While I struggled to put aside the obvious stirrings of my inner Johnny Cash fan, the fact remained that an interview with him was something I felt was crucial to the film. Not only had he been married to one of the Carter Sisters, June Carter Cash, for 35 years, but he was arguably the major proponent of the Carters’ music in the world.
At the same time, it was not lost on me that this was also a man who’d had more than his share of hardship as of late. In fact, he weathered some potentially spirit-crushing challenges–the death of his beloved life partner June and his own physical decline. I was concerned about the timing of the interview. But with Rosanne’s assurances, I arranged to meet with Johnny Cash a few weeks later.
In the days leading up to the interview, not one person I’d talked to had anything but an immediate, positive reaction at the mention of his name. It seemed that Johnny Cash’s popularity cut across all the assumed dividing lines. It wasn’t that people felt he was a role model, or that the causes he championed were necessarily theirs, nor even, at root, that all his music was universally adored (though I have to think there’s no one out there who doesn’t like some Johnny Cash song). But it struck me that his real power resided in his utterly authentic approach to life and music. People recognized that in him and admired him deeply for it. And, after the singer’s death last week, it will assuredly be missed as much as his contributions to the world of music.

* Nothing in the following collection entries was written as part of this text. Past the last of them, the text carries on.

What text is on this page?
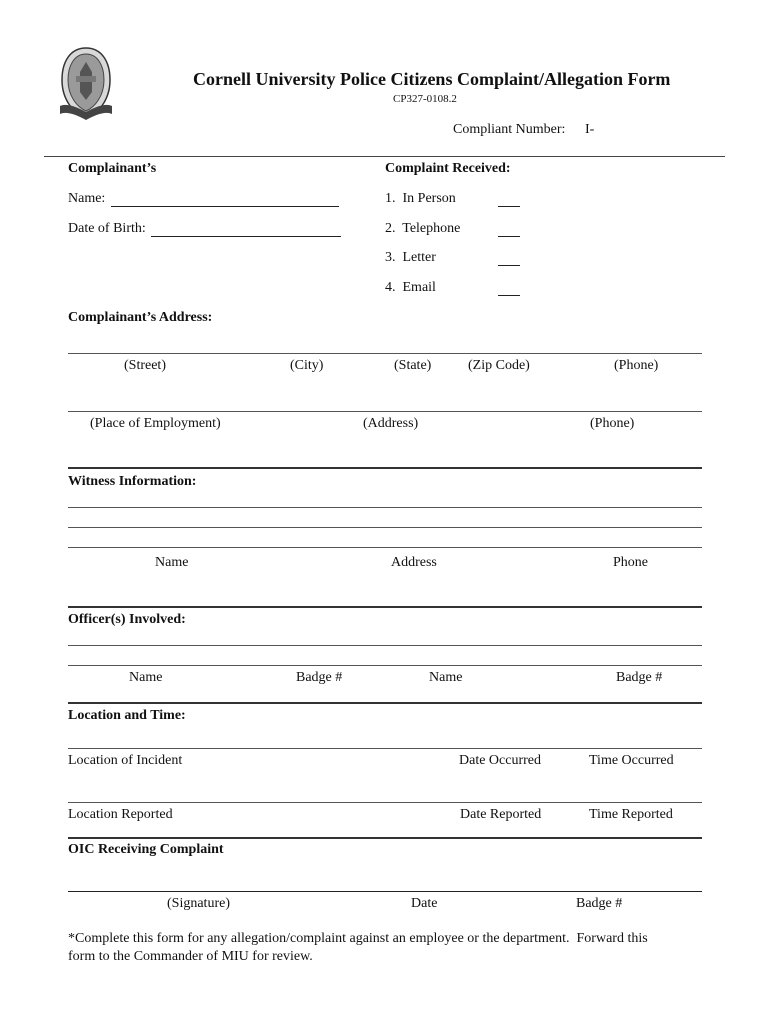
Cornell University Police Citizens Complaint/Allegation Form
CP327-0108.2
Compliant Number: I-
Complainant’s
Name:
Date of Birth:
Complaint Received:
1.  In Person
2.  Telephone
3.  Letter
4.  Email
Complainant’s Address:
(Street)	(City)	(State)	(Zip Code)	(Phone)
(Place of Employment)	(Address)	(Phone)
Witness Information:
Name	Address	Phone
Officer(s) Involved:
Name	Badge #	Name	Badge #
Location and Time:
Location of Incident	Date Occurred	Time Occurred
Location Reported	Date Reported	Time Reported
OIC Receiving Complaint
(Signature)	Date	Badge #
*Complete this form for any allegation/complaint against an employee or the department.  Forward this
form to the Commander of MIU for review.
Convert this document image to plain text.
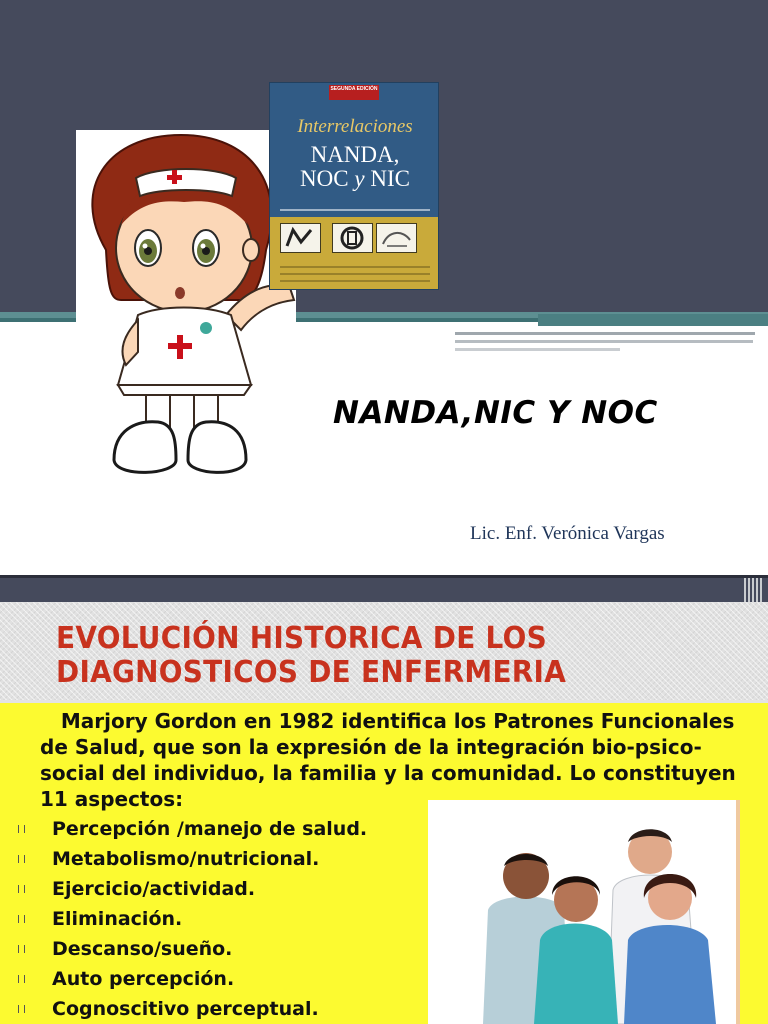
SEGUNDA EDICIÓN
Interrelaciones
NANDA,
NOC y NIC
NANDA,NIC Y NOC
Lic. Enf. Verónica Vargas
EVOLUCIÓN HISTORICA DE LOS
DIAGNOSTICOS DE ENFERMERIA
Marjory Gordon en 1982 identifica los Patrones Funcionales
de Salud, que son la expresión de la integración bio-psico-
social del individuo, la familia y la comunidad. Lo constituyen
11 aspectos:
Percepción /manejo de salud.
Metabolismo/nutricional.
Ejercicio/actividad.
Eliminación.
Descanso/sueño.
Auto percepción.
Cognoscitivo perceptual.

Though somewhat frail, Cash gave a hearty “Hello, everybody” as he entered the room for the interview. When he talked, he demonstrated a vibrancy and humor that belied his physical condition. He still had the gravitas in his voice and the intensity in his eyes. It clearly made him happy to speak of June, and he became thoroughly engaged with the memory of her. Yet, at one point in the reverie, he paused, as if he thought he’d gotten off track. “But that was another life,” he said wistfully.
Later, when he paused again during his recollections, I wasn’t sure where to go. Eventually I said, “That’s the stuff that people wish they had.”
And the Man in Black said, “Mmmm. I know. I wish everybody could have it, because it’s a wonderful thing.”
Then he cracked a huge smile that broke into a laugh.
“And you can’t chalk it up to righteous living, because I was anything but righteous,” he said. “I don’t know–God richly blessed me for some reason. For some unknown reason, he richly blessed me with everything I ever wanted.”